If you're like many people who pay attention to seasonal changes in supermarket offerings, you're probably already aware that early spring is the time to look for fresh, ripe Meyer lemons. These lemons are so popular because they have the iconic lemon flavor without the characteristic acidic bite and sourness. You probably also know that Meyer lemon trees can be grown indoors as houseplants and do especially well if they're placed on the patio during the summer months and allowed to soak up as much sun as possible. Those who put in the effort to grow their own Meyer lemon tree are rewarded not only with an abundance of the sought-after fruit, but also with a yearly profusion of creamy, fragrant flowers.

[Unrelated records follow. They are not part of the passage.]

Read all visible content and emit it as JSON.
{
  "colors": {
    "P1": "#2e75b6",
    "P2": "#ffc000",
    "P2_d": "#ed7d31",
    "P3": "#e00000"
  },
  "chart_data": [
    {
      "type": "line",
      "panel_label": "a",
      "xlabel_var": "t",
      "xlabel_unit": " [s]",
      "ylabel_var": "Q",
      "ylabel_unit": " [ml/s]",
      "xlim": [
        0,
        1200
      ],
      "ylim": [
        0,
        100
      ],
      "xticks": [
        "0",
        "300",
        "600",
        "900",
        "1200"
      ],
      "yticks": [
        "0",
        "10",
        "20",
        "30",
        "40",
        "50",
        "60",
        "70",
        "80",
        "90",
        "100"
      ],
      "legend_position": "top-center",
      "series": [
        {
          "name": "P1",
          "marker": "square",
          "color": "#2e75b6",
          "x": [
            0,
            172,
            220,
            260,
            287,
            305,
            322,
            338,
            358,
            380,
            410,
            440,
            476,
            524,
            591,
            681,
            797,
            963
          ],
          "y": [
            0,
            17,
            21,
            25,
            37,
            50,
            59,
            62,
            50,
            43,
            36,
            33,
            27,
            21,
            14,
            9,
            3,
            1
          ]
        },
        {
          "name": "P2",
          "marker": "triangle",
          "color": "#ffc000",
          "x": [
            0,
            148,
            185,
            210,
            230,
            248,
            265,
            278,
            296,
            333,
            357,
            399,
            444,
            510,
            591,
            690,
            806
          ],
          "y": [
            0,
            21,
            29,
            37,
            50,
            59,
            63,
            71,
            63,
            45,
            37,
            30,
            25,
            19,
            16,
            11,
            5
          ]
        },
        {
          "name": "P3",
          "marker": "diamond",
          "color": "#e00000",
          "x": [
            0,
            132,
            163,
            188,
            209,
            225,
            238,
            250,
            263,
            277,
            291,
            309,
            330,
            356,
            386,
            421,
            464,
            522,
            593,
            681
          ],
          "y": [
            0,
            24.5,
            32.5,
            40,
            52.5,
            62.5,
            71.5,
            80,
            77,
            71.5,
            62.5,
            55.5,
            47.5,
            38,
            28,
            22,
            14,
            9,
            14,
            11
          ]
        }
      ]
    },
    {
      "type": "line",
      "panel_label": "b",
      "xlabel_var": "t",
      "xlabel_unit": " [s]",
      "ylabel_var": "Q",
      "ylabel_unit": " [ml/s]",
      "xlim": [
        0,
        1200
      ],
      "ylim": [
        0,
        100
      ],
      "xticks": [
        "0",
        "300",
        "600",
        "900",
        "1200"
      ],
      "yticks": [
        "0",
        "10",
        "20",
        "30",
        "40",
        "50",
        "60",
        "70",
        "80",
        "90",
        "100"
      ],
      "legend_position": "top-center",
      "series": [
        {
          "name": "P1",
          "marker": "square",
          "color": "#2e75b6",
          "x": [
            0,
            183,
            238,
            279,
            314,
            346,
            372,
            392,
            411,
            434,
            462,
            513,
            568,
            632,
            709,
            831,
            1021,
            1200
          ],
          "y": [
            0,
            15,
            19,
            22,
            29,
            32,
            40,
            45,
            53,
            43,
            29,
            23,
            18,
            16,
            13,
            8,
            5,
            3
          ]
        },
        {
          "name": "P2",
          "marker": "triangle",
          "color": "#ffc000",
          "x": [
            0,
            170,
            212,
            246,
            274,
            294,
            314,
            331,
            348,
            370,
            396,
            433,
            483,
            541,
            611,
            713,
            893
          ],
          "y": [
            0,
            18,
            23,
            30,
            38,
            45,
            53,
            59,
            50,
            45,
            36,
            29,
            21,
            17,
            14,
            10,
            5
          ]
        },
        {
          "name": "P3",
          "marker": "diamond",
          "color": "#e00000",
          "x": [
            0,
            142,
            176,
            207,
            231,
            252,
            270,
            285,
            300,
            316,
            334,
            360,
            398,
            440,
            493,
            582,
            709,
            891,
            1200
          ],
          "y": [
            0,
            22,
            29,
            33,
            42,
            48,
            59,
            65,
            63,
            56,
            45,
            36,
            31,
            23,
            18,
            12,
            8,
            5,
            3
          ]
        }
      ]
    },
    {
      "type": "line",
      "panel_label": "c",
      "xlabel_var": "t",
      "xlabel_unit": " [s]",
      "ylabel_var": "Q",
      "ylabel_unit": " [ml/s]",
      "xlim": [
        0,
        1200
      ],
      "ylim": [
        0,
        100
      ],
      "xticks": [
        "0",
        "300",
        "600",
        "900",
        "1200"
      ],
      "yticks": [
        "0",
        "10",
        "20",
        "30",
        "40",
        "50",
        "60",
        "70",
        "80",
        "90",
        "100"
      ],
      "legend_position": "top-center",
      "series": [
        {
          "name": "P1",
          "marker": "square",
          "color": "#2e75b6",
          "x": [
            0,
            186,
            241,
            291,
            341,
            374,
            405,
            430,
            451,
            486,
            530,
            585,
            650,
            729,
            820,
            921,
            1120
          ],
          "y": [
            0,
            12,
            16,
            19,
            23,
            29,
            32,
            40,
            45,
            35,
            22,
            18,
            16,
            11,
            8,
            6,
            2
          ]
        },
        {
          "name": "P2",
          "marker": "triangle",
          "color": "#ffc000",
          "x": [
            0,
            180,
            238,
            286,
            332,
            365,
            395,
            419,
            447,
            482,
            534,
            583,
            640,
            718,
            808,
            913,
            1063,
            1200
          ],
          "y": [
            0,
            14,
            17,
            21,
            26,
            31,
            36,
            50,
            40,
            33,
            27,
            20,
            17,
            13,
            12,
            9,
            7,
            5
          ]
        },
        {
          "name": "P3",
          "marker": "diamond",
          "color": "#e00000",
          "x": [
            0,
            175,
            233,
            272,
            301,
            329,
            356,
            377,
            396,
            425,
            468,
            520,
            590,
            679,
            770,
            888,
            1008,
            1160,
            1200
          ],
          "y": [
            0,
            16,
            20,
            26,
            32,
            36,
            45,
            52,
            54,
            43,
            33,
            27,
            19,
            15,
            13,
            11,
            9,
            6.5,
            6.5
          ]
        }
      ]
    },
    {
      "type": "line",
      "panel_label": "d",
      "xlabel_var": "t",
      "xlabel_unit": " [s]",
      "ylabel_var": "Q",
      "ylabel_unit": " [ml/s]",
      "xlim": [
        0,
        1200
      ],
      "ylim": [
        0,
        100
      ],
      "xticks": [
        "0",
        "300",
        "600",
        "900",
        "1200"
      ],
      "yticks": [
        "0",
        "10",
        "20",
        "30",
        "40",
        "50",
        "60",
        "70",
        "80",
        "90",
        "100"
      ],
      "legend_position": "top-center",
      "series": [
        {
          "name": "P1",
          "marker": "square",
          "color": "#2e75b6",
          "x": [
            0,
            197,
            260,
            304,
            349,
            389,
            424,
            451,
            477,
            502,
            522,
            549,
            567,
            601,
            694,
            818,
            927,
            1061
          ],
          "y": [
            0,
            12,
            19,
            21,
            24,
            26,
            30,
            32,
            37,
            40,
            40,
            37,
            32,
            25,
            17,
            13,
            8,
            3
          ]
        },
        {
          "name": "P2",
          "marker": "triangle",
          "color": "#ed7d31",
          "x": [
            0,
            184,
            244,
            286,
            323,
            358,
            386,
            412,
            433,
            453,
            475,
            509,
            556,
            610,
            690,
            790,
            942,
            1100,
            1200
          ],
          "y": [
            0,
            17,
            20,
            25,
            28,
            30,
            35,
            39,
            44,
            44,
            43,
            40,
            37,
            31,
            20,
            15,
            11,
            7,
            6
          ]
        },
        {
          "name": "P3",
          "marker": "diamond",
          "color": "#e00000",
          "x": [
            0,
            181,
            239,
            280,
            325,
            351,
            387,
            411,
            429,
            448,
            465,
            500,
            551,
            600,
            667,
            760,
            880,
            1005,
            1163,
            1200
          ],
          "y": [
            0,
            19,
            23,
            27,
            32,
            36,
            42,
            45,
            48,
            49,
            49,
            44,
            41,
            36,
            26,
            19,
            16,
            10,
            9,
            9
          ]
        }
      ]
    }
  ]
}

However, if you're one of those fortunate enough to live in USDA Agricultural Zones 8 through 11, you can bypass the container and plant a Meyer lemon tree right in your own backyard. Here's what you need to know about keeping it healthy and thriving through its first year.
Plant in Spring
Planting your Meyer lemon tree directly into the ground in the spring gives it time to become acclimated to local soil and climate conditions. Choose a sunny spot with good drainage, and like you would with any type of landscape citrus tree, amend the soil with rich, organic matter such as mushroom compost, and water it in well immediately after planting. Your Meyer lemon tree may experience transplant shock shortly after being transplanted, but this condition should resolve within a few days. Apply a citrus fertilizer in late spring.
Watch for Aphids in Summer
Healthy Meyer lemon trees generally aren't bothered much by pests and pathogens, but aphids can do quite a bit of damage to newly planted trees. Aphids aren't always easy to see without close inspection because of their very small size, so check the leaves of your tree once a week or so to ensure that aphids haven't set up shop. Fortunately, aphids are easy to control once you determine their presence — a few simple applications of insecticidal soap followed by a thorough rinsing off with the garden hose should keep aphid activity to a minimum.
Be Prepared for Chilly Nights
Even if you live in the right zones for growing Meyer lemon, seasonal temperatures will still dip below freezing on an occasional basis, and young trees may be damaged during unexpected cold spells. Be sure to include a good layer of mulch around your Meyer lemon tree on your autumn yard-care schedule to help keep the root zone insulated. You can also purchase specialty tarps designed to be placed over young trees to shield them from freezing temperatures.